Dated-related crudes remain strong despite small week-on-week softening, while WTI the most attractive WoS grade in the East as wide EFS makes moving grades East tricky
Oil prices continued to fall through the last week, with soft demand still weighing on markets despite crude markets maintaining solid backwardation at levels which have come off slightly last week, but remain at early-July levels.
Any thoughts of a short-term return of Venezuelan supply to the un-sanctioned market appeared to dissipate overnight, with indications pointing to a continuation of the Maduro government there amid claims of election fraud that are unlikely to signal any course change in US foreign policy there.
North Sea markets have been softening gradually in recent weeks, with DFLs and Brent spreads moving back below the $1/bbl mark and the August contract in particular losing much of its strength.
The DFL remains at the top end of the historical (excl. 2022) seasonal range, however, despite its recent softening to remind us that North Sea balances are clearly not overly long at the minute.

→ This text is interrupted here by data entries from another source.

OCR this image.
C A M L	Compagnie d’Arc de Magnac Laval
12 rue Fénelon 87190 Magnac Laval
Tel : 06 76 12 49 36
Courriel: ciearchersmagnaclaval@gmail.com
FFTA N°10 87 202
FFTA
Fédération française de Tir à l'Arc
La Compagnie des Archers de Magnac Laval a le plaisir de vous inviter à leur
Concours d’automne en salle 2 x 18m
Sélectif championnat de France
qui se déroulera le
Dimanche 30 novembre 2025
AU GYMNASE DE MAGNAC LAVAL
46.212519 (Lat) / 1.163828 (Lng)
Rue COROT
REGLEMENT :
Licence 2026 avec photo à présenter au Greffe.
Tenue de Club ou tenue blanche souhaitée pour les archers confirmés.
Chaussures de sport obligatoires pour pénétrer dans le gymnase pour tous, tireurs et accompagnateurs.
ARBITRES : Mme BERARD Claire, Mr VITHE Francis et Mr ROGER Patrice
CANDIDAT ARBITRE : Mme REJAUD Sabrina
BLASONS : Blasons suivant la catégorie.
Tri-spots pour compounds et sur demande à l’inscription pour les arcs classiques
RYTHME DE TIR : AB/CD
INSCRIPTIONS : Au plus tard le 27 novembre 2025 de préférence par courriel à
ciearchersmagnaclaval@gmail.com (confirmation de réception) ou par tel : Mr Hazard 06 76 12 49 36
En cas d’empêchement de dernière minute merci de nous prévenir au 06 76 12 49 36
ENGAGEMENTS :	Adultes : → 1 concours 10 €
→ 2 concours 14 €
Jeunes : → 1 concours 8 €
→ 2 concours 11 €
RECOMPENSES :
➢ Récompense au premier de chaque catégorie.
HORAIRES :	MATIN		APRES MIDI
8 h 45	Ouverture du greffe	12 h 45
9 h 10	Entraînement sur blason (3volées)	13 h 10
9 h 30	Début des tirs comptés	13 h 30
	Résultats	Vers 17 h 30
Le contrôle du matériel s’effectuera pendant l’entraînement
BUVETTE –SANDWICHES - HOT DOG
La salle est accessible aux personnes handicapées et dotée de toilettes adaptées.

In terms of specific grades, although the lighter North Sea grades continue to price strongly, Johan Sverdrup in particular appears to pricing attractively into export markets both in the East and West.
Into the East, the wide (Friday’s settle was >$2/bbl but open today is back below that threshold) Brent/Dubai EFS continues to make it more difficult to place North Sea and WAF barrels into the East.
Whilst September TI/Brent spreads have narrowed slightly further in recent weeks, the October spread has widened on expectations that the US balance should lengthen once again and supply in Cushing especially should see greater volumes post the summer peak of US refining.
Even for September-loading, WTI looks to be the most attractive WoS barrel into the East, with a continually falling prompt FOB premia helping to give the impression that there remains plenty of availability for waterborne WTI in the prompt.
By contrast, demand for WAF grades has combined with a robust Brent complex to push WAF spot FOB premia higher through the month of May.
WAF grades had a period of high competitiveness in early-July where we could see through our platform that many WAF grades were topping our rankings into the USGC as well as WCI, with options to move either way.
The uptick in FOB premia and a widening of the Brent/Dubai EFS since then has weakened that position now, however, and sellers likely will have to adjust their asking prices before too long.
Finally, looking into the Med where recent reports see a repeat of last year’s hot weather-related disruption, the ranking of baseline crudes into the region continues to see a strong preference for Iraqi-origin crudes, with KEBCO and CPC also pricing attractively into the region vs either Saudi or North Sea/WAF grades.
In case utilisation rates remain lower for longer across the region, we would expect to see increasing volumes of Black Sea and Iraqi crudes being made available to buyers outside of the region going forward.